Vivian C. Paulun1 (), RT Pramod1, Nancy Kanwisher1; 1Massachusetts Institute of Technology

In a seminal paper published two decades ago, Adelson (2001) noted that "Our world contains both things and stuff, but things tend to get the attention." This remains the case today in the field of cognitive neuroscience. The large number of publications using fMRI to explore the lateral occipital complex (LOC) have focused almost exclusively on the role of this region in extracting the 3D shape of Things, without asking whether this region may also respond to Stuff with no fixed shape like honey, sand, or water. Similarly, investigations of the "physics network" previously implicated in visual intuitive physics (Fischer et al, 2016) have to date tested only Things, even though the physics of Stuff plays a comparable role in everyday life. Here, we asked whether LOC and the physics network are engaged when observing Stuff. We created 120 photorealistic short movie clips of four different computer-simulated substances—liquids and granular Stuff, and non-rigid and rigid Things—interacting with other objects, e.g., colliding with obstacles. The four types of videos, as well as scrambled versions of each, were presented in a blocked fMRI design while subjects (N=6) performed an orthogonal color-change detection task. Independently-localized LOC and the physics network showed higher activation for all materials than for scrambled controls (p < .05), whereas the opposite pattern was found for V1 (p < .05).

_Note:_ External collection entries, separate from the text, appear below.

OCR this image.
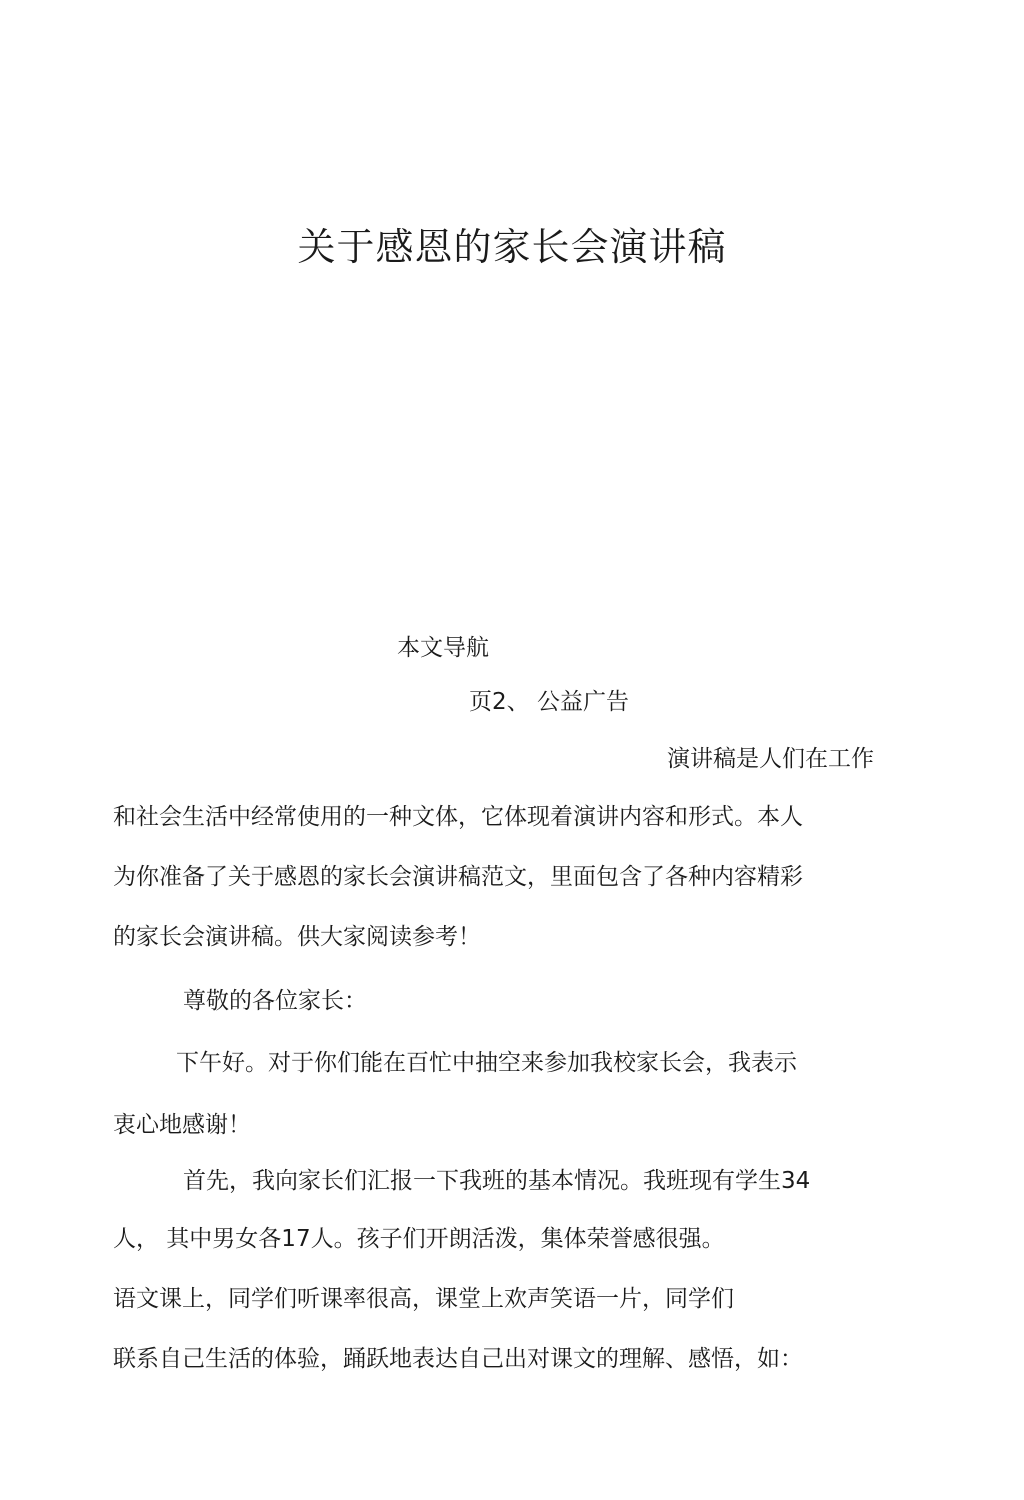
关于感恩的家长会演讲稿
本文导航
页2、 公益广告
演讲稿是人们在工作
和社会生活中经常使用的一种文体，它体现着演讲内容和形式。本人
为你准备了关于感恩的家长会演讲稿范文，里面包含了各种内容精彩
的家长会演讲稿。供大家阅读参考！
尊敬的各位家长：
下午好。对于你们能在百忙中抽空来参加我校家长会，我表示
衷心地感谢！
首先，我向家长们汇报一下我班的基本情况。我班现有学生34
人， 其中男女各17人。孩子们开朗活泼，集体荣誉感很强。
语文课上，同学们听课率很高，课堂上欢声笑语一片，同学们
联系自己生活的体验，踊跃地表达自己出对课文的理解、感悟，如：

Most importantly, we find that the physics network responded more to rigid and non-rigid Things than liquid and granular Stuff (p < .05), whereas LOC responded at least as strongly to Stuff as to Things. These findings suggest that the physics network may be more engaged in the physics of Things than Stuff, whereas LOC is not restricted to extracting the fixed 3D shape of Things but is equally engaged by Stuff with dynamically changing shapes.

Acknowledgements: This work was supported by the German Research Foundation (grant PA 3723/1-1 to VCP), NIH grant DP1HD091947 to NK, a US/UK ONR MURI project (Understanding Scenes and Events through Joint Parsing, Cognitive Reasoning and Lifelong Learning), NSF STC Grant CCF-1231216, and NSF Project 2124136.